Co-authored by Khalid al-Jabri
As the United States and its allies stand united against the Russian invasion of Ukraine, Saudi Arabia is siding with Russia. By failing to publicly condemn the invasion and reiterating its commitment to the OPEC+ agreement, the Saudi government exposed cracks in its long-standing partnership with the United States.
Despite entreaties to raise oil production, Saudi Crown Prince Mohammed bin Salman allegedly declined to speak with U.S. President Joe Biden a week after speaking with Russian President Vladimir Putin. By refusing to compensate for Russian oil, the crown prince is facilitating Putin’s aggression by allowing him to weaponize energy in the face of sanctions imposed by the international community and hold energy-dependent European countries hostage to Russian oil and gas.

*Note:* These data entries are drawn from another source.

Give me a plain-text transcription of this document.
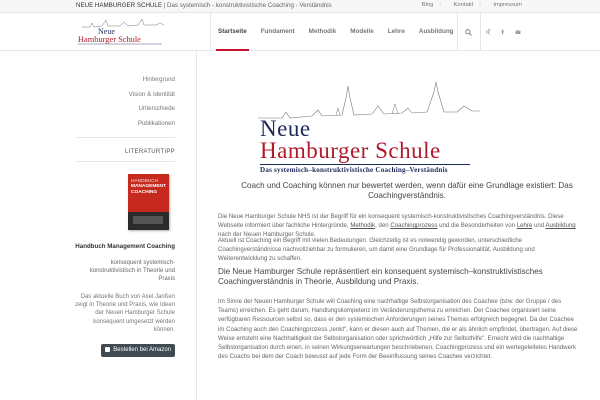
NEUE HAMBURGER SCHULE | Das systemisch - konstruktivistische Coaching - Verständnis	Blog | Kontakt | Impressum
Neue
Hamburger Schule
Startseite	Fundament	Methodik	Modelle	Lehre	Ausbildung
Hintergrund
Vision & Identität
Unterschiede
Publikationen
LITERATURTIPP
HANDBUCH
MANAGEMENT
COACHING
Handbuch Management Coaching
konsequent systemisch-konstruktivistisch in Theorie und Praxis
Das aktuelle Buch von Axel Janßen zeigt in Theorie und Praxis, wie Ideen der Neuen Hamburger Schule konsequent umgesetzt werden können.
Bestellen bei Amazon
Neue
Hamburger Schule
Das systemisch–konstruktivistische Coaching–Verständnis
Coach und Coaching können nur bewertet werden, wenn dafür eine Grundlage existiert: Das Coachingverständnis.
Die Neue Hamburger Schule NHS ist der Begriff für ein konsequent systemisch-konstruktivistisches Coachingverständnis. Diese Webseite informiert über fachliche Hintergründe, Methodik, den Coachingprozess und die Besonderheiten von Lehre und Ausbildung nach der Neuen Hamburger Schule.
Aktuell ist Coaching ein Begriff mit vielen Bedeutungen. Gleichzeitig ist es notwendig geworden, unterschiedliche Coachingverständnisse nachvollziehbar zu formulieren, um damit eine Grundlage für Professionalität, Ausbildung und Weiterentwicklung zu schaffen.
Die Neue Hamburger Schule repräsentiert ein konsequent systemisch–konstruktivistisches Coachingverständnis in Theorie, Ausbildung und Praxis.
Im Sinne der Neuen Hamburger Schule will Coaching eine nachhaltige Selbstorganisation des Coachee (bzw. der Gruppe / des Teams) erreichen. Es geht darum, Handlungskompetenz im Veränderungsthema zu erreichen. Der Coachee organisiert seine verfügbaren Ressourcen selbst so, dass er den systemischen Anforderungen seines Themas erfolgreich begegnet. Da der Coachee im Coaching auch den Coachingprozess „lenkt", kann er diesen auch auf Themen, die er als ähnlich empfindet, übertragen. Auf diese Weise entsteht eine Nachhaltigkeit der Selbstorganisation oder sprichwörtlich „Hilfe zur Selbsthilfe". Erreicht wird die nachhaltige Selbstorganisation durch einen, in seinen Wirkungserwartungen beschriebenen, Coachingprozess und ein wertegeleitetes Handwerk des Coachs bei dem der Coach bewusst auf jede Form der Beeinflussung seines Coachee verzichtet.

On Monday, the Saudi government still refused to condemn Russian actions: Instead, the Saudi foreign minister spoke with his Russian counterpart, affirming the countries’ bilateral relations and “ways to strengthen and consolidate them.”
Saudi unwillingness to raise oil output in response to Biden’s request represents the latest sign of shifting loyalties.
Despite Saudi intransigence, the Biden administration recently sent additional Patriot anti-missile systems to the kingdom as Houthi attacks hit Saudi water and energy facilities. In a declaration of their need for U.S. protection, the Saudis issued a statement denying responsibility for any oil supply shortages caused by these attacks; Washington sent the defenses without any reported guarantees that Riyadh would raise production, a commitment by ARAMCO to increase investment notwithstanding.